The parameters-hair, face and chest had fair to good interrater agreement as shown by the Kappa statistic (0.462 to 0.659) whereas the remaining parameters showed poor interrater agreement (Kappa <0.4).

The inter-rater reliability was however not excellent. This probably can be attributed to the fact that the CANScore is an entirely visual score with a wide scope for subjective differences. This, to some extent undermines its validity. Our study is limited by the small sample size and hence there is a need for more studies with larger sample sizes to ascertain the inter-rater reliability of the CANScore.

To the best of our knowledge, this is the only study assessing the inter-rater reliability of the CANScore. Mehta et al. in their study have mentioned that the inter- rater reliability was excellent but this has not been quantified [3,4].

In our study, we found that among all the anthropometric indices, CANScore had a good sensitivity and specificity compared with BMI (86.2 % and 75% respectively, AUC: 0.853). The CANScore cut-off at this sensitivity and specificity was 22.

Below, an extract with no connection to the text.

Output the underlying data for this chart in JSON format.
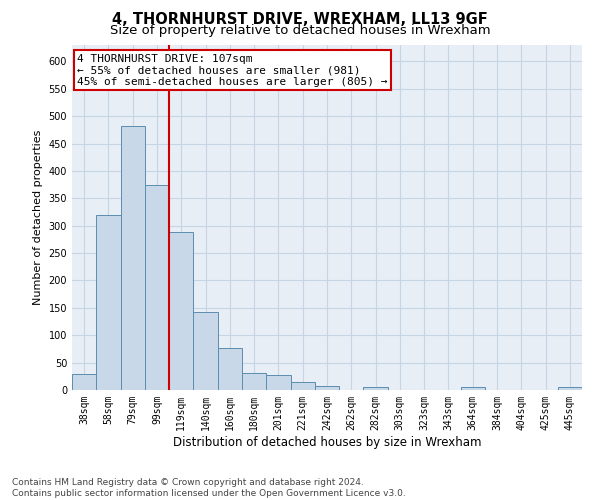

In their study, Mahalingam et al. too found that BMI had a good sensitivity and specificity compared with CANScore unlike the PI and MAC:HC [4]. Ahamed and Faheem et al. have demonstrated poor sensitivity with fair specificity of MAC:HC and PI when compared with CANScore in their studies [5,6].

BMI has been found to be a sensitive parameter for assessing nutritional status by Nair et al. in their study [7]. The other advantage of BMI for assessing nutritional status is that it can be used through the life of an individual starting from birth; hence a continuous and comprehensive assessment of nutritional status becomes easy. Recent studies have demonstrated the usefulness of BMI for nutritional assessment even in preterms [8].

More studies, particularly prospective ones, involving all the above scores and indices are needed to better evaluate fetal malnutrition. A recent study on nutritional assessment scores in pancreatic surgery found that none of the scores predicted postoperative complications though pre-operative nutritional status is known to have an impact on the clinical outcome [9,10]. Similarly, to assess fetal malnutrition too, long term follow up studies involving all the available anthropometric indices and nutritional scores are essential. Such studies only can help identify the most sensitive and specific index and its cut- off that is associated with the highest risk of the complications of fetal malnutrition.

Conclusion

The inter-observer reliability of CANScore is fair to good but not excellent. It has the best sensitivity and specificity when compared with the BMI, than with other anthropometric indices like MAC:HC or PI. Using CANscore alone to make a diagnosis of Fetal malnutrition may lead to error. Combining CANScore along with BMI may help in more accurate assessment of fetal malnutrition but more studies are required to confirm the same.